BFF Banking Group releases a socio-economic comparative analysis of 9 European healthcare systems in times of COVID-19 pandemic
BFF Banking Group – the leading player for suppliers of the Public Administrations and National Healthcare Systems in Europe – released today the second edition of the Healthcare Report, titled “Challenges to European healthcare systems at a glance. A comparative analysis of 9 EU countries in times of COVID-19”.
The Report analyses and compares 9 healthcare systems in the EU: Italy, Croatia, Czech Republic, France, Greece, Poland, Portugal, Slovakia and Spain. These systems are based on different funding principles, as a result of heterogeneous economic conditions and societal views on issues related to income redistribution, incidence of institutions and government in healthcare provision, frequently shaped by different historical and cultural footprints.
The Report is also enriched by a special focus on COVID-19. The pandemic has brought to the fore several problems that were only hidden until today. This section shows how the countries have managed the pandemic during the first wave and how they have approached the current one.
Thanks to data obtained from official sources and an ad-hoc survey administered to about 30 professionals and experts, the Report seeks to highlight common challenges and country specific issues that might be crucial in the near future.
Throughout the Group history, BFF has always promoted conferences and researches to discuss trending topics that could affect the relationship between companies and Public Administrations, to encourage a broader and constructive discussion in favor of a more efficient European healthcare environment, where different voices and points of view contribute to share the best practices and seek new solutions.
Key Highlights from the Report
Health systems around the world are striving to address the well-known challenges of ageing populations and the rise in chronic diseases, as well as growing technical possibilities and public expectations.
The COVID-19 pandemic, which has affected all the European countries in a serious way, also shows how the weak connection and the lack of an effective integration between the primary and secondary care has emerged in all its drama, with most secondary care systems around Europe collapsing, especially during the first wave. If on one hand, the recent COVID-19 experience will increase the level of complexity of the needed interventions and changes, on the other, the pandemic could provide the impetus for the long overdue changes to the way that healthcare should be received and delivered.
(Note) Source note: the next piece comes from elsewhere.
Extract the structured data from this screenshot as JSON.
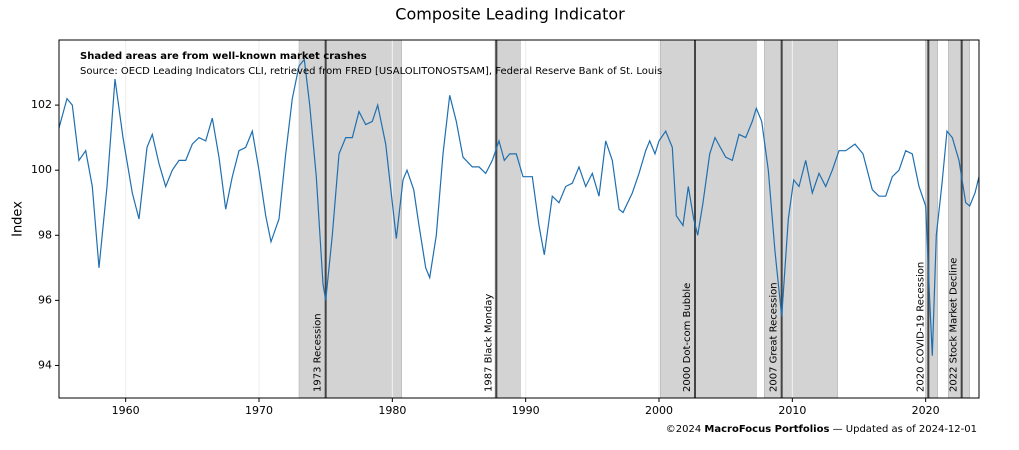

European healthcare systems – despite great progresses in recent years – are experiencing significant demographic and economic pressures. The elderly population is expected to increase, both in numbers and in proportion to the working age population, leading to a doubling in the ratio of elderly people to those of current working ages. At the same time, availability of new treatments is pushing up healthcare costs per patient, determining substantial new costs, with important spillovers also for the social care and the pension payment systems.
Two further top priorities in most of the countries compared into the report are disparities in the access to best medical practice – related to geographical factors – and underinvestment in long-term care.
The indebtedness of public hospitals represents a widespread condition as well. It puts on hold technological progress and requires the indebted hospitals to receive periodical transfers from the governments. On top of that, the shortage of medical staff, both doctors and nurses, seems apparently even more critical when it is associated with doctors’ aging, especially in the southern countries. Low wages contribute to health professionals leaving their profession for better paid jobs in other sectors or other countries, and severe territorial inequalities cause an important imbalance in the access to healthcare and in the supply of healthcare professionals, where some regions have three times more doctors and nurses than others.
The Report also shows how – in the era of fast health technology evolution – inaction and chronic underinvestment can compromise human health, and lead to serious economic and social setbacks. On one hand, investing in health workers is part of the broader objective of strengthening health systems and social protection; on the other, there is a wide potential efficiency gain from management of conditions prior to hospital admission. Overall, these growing number of major health challenges are putting unprecedented pressures on public health systems and ask for effective changes, supported by a substantial plan of investments, clear communication and more community engagement.